Thousands of fir trees have been mysteriously disappearing from forests around the Western world in the last few weeks.
Forest rangers making their rounds have been shocked to find many conifers, mostly young ones between three and six feet tall, missing with only short stumps to mark where they had been. Experts have expressed fears that there is some sort of trafficking in evergreens going on, perhaps even an international trade.
No one is clear as to what is being done with the conscripted trees, but suspicions exist that there is an illegal fire wood operating, or major ship building going on or, to the horror of many, a bizarre tree sex cult in operation. These possibilities have been dismissed because A. No one has real fireplaces anymore, B. no one makes ships out of wood anymore and C. people can only be so degenerate and tree sex is too strange even for Howard Stern.

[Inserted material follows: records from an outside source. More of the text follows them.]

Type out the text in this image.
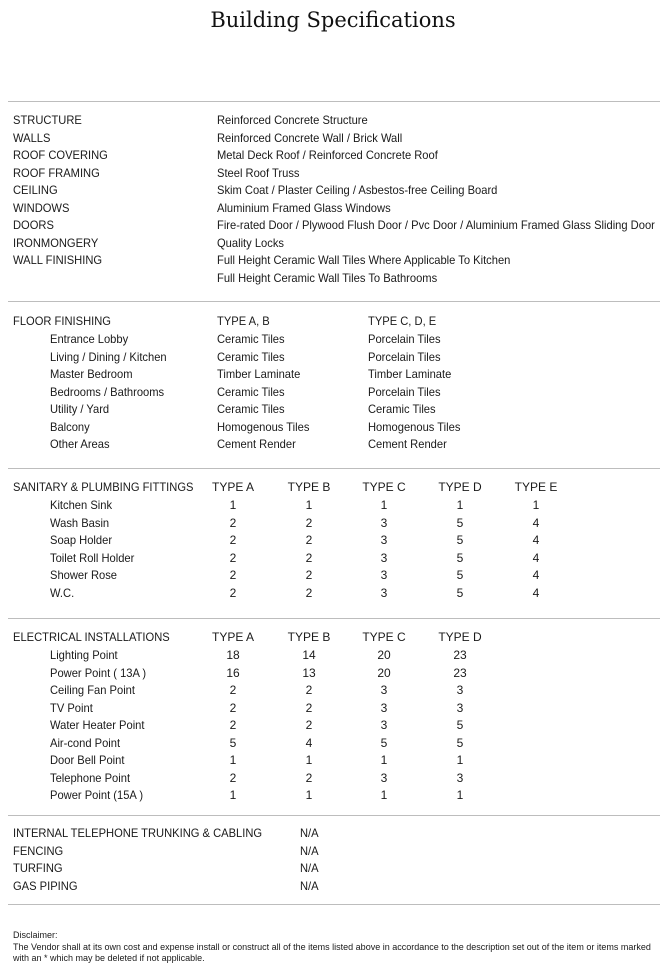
Building Specifications
STRUCTURE	Reinforced Concrete Structure
WALLS	Reinforced Concrete Wall / Brick Wall
ROOF COVERING	Metal Deck Roof / Reinforced Concrete Roof
ROOF FRAMING	Steel Roof Truss
CEILING	Skim Coat / Plaster Ceiling / Asbestos-free Ceiling Board
WINDOWS	Aluminium Framed Glass Windows
DOORS	Fire-rated Door / Plywood Flush Door / Pvc Door / Aluminium Framed Glass Sliding Door
IRONMONGERY	Quality Locks
WALL FINISHING	Full Height Ceramic Wall Tiles Where Applicable To Kitchen
Full Height Ceramic Wall Tiles To Bathrooms
FLOOR FINISHING	TYPE A, B	TYPE C, D, E
Entrance Lobby	Ceramic Tiles	Porcelain Tiles
Living / Dining / Kitchen	Ceramic Tiles	Porcelain Tiles
Master Bedroom	Timber Laminate	Timber Laminate
Bedrooms / Bathrooms	Ceramic Tiles	Porcelain Tiles
Utility / Yard	Ceramic Tiles	Ceramic Tiles
Balcony	Homogenous Tiles	Homogenous Tiles
Other Areas	Cement Render	Cement Render
SANITARY & PLUMBING FITTINGS	TYPE A	TYPE B	TYPE C	TYPE D	TYPE E
Kitchen Sink	1	1	1	1	1
Wash Basin	2	2	3	5	4
Soap Holder	2	2	3	5	4
Toilet Roll Holder	2	2	3	5	4
Shower Rose	2	2	3	5	4
W.C.	2	2	3	5	4
ELECTRICAL INSTALLATIONS	TYPE A	TYPE B	TYPE C	TYPE D
Lighting Point	18	14	20	23
Power Point ( 13A )	16	13	20	23
Ceiling Fan Point	2	2	3	3
TV Point	2	2	3	3
Water Heater Point	2	2	3	5
Air-cond Point	5	4	5	5
Door Bell Point	1	1	1	1
Telephone Point	2	2	3	3
Power Point (15A )	1	1	1	1
INTERNAL TELEPHONE TRUNKING & CABLING	N/A
FENCING	N/A
TURFING	N/A
GAS PIPING	N/A
Disclaimer:
The Vendor shall at its own cost and expense install or construct all of the items listed above in accordance to the description set out of the item or items marked with an * which may be deleted if not applicable.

The entire episode is reminiscent of last year at this time when trees also turned up missing. Horrifyingly, many of their lopped off, dehydrated bodies were found left at roadsides after the turn of the year, their browning needles bizarrely covered with wispy, metallic silver strands and broken shards of what appear to be brightly coloured globes.
Oddly, accumulated surveillance tapes have shown what appear to be normal families driving up, choosing a specific tree, cutting them down and driving off with them strapped to the top of the car. Rangers are scratching their heads over it and there is now talk of a weird religious cult being behind the slaughter.
Agreements have been made with milk companies to print photographs of the kidnapped trees on milk cartons along with a call in number to help find them.